A couple of years before his death, Wegener finally achieved one of his lifetime goals: an academic position. After a long but unsuccessful search for a university position in his native Germany, he accepted a professorship at the University of Graz in Austria. Wegener's frustration and long delay in gaining a university post perhaps stemmed from his broad scientific interests. As noted by Johannes Georgi, Wegener's longtime friend and colleague, "One heard time and again that he had been turned down for a certain chair because he was interested also, and perhaps to a greater degree, in matters that lay outside its terms of reference -- as if such a man would not have been worthy of any chair in the wide realm of world science."

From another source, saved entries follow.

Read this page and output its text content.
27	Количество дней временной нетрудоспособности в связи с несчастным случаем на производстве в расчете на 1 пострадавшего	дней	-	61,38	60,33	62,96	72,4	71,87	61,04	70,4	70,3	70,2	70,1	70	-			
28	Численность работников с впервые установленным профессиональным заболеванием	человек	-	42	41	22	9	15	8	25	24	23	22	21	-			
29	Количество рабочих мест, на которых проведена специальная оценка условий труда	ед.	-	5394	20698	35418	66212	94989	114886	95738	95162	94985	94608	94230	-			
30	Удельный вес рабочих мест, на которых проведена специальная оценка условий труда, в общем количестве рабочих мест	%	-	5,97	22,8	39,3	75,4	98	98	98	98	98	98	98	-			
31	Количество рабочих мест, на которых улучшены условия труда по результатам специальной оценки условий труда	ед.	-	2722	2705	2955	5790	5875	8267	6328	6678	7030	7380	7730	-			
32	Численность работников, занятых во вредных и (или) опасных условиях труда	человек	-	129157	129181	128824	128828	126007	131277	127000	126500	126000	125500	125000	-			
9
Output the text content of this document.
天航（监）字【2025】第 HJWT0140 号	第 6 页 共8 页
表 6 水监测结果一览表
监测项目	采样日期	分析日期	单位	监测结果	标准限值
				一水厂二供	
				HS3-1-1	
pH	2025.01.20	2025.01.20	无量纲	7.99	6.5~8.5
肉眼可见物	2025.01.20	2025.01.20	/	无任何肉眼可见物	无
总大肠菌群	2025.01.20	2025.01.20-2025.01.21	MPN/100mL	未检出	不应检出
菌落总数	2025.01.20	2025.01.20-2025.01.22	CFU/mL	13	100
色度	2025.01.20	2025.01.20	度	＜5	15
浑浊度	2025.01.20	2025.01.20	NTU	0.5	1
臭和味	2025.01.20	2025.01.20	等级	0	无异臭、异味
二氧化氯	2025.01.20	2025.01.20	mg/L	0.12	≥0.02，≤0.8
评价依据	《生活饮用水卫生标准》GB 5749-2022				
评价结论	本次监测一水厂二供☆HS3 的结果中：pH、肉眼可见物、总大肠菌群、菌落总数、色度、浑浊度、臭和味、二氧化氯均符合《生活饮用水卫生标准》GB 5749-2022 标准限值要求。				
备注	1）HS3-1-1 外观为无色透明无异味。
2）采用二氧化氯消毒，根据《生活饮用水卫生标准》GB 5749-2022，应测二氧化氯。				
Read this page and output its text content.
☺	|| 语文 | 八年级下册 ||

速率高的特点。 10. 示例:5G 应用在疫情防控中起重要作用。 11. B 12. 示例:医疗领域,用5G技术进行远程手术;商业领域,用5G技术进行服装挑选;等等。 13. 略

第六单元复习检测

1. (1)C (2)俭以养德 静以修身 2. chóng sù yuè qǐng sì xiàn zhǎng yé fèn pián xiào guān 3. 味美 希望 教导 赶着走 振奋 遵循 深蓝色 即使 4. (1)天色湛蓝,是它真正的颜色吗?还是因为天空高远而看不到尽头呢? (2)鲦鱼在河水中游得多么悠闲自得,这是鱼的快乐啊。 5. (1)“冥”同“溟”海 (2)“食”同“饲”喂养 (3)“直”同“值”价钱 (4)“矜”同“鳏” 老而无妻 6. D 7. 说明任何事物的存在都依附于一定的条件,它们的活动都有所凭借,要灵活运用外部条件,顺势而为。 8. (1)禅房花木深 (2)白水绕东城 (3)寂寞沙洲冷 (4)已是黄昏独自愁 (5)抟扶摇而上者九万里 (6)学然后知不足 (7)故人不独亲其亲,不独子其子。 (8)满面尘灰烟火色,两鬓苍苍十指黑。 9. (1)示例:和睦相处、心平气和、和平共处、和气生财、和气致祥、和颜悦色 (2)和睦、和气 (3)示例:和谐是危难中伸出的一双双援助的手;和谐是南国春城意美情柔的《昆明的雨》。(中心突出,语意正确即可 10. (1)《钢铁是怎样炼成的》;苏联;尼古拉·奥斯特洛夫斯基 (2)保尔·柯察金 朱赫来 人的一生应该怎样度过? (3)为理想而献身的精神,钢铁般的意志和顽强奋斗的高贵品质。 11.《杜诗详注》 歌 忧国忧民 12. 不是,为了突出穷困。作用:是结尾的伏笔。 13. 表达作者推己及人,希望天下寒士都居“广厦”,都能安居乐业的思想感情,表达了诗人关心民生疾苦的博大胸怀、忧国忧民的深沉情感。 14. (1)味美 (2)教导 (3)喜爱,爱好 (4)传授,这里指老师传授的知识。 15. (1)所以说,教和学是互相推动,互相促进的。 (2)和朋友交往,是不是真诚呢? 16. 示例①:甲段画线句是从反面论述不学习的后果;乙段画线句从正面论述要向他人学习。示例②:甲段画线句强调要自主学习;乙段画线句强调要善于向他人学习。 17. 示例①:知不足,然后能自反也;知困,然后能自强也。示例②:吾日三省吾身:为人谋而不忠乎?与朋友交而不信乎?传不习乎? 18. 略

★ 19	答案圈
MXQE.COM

Ironically, shortly after achieving his academic goal, Wegener died on a meteorologic expedition to Greenland. Georgi had asked Wegener to coordinate an expedition to establish a winter weather station to study the jet stream (storm track) in the upper atmosphere. Wegener reluctantly agreed. After many delays due to severe weather, Wegener and 14 others set out for the winter station in September of 1930 with 15 sledges and 4,000 pounds of supplies. The extreme cold turned back all but one of the 13 Greenlanders, but Wegener was determined to push on to the station, where he knew the supplies were desperately needed by Georgi and the other researchers. Travelling under frigid conditions, with temperatures as low as minus 54 °C, Wegener reached the station five weeks later. Wanting to return home as soon as possible, he insisted upon starting back to the base camp the very next morning. But he never made it; his body was found the next summer.
Alfred Wegener (left) and an Innuit guide on 1 November 1930 during his final meteorological expedition in Greenland. This is one of the last photographs of Wegener, who died later during the expedition (see text). (Photograph courtesy of the Alfred Wegener Institute for Polar and Marine Research, Bremerhaven, Germany.)
Wegener was still an energetic, brilliant researcher when he died at the age of 50. A year before his untimely death, the fourth revised edition (1929) of his classic book was published; in this edition, he had already made the significant observation that shallower oceans were geologically younger. Had he not died in 1930, Wegener doubtless would have pounced upon the new Atlantic bathymetric data just acquired by the German research vessel Meteor in the late 1920s. These data showed the existence of a central valley along much of the crest of the Mid-Atlantic Ridge. Given his fertile mind, Wegener just possibly might have recognized the shallow Mid-Atlantic Ridge as a geologically young feature resulting from thermal expansion, and the central valley as a rift valley resulting from stretching of the oceanic crust. From stretched, young crust in the middle of the ocean to seafloor spreading and plate tectonics would have been short mental leaps for a big thinker like Wegener. This conjectural scenario by Dr. Peter R. Vogt (U.S. Naval Research Laboratory, Washington, D.C.), an acknowledged expert on plate tectonics, implies that "Wegener probably would have been part of the plate-tectonics revolution, if not the actual instigator, had he lived longer." In any case, many of Wegener's ideas clearly served as the catalyst and framework for the development of the theory of plate tectonics three decades later.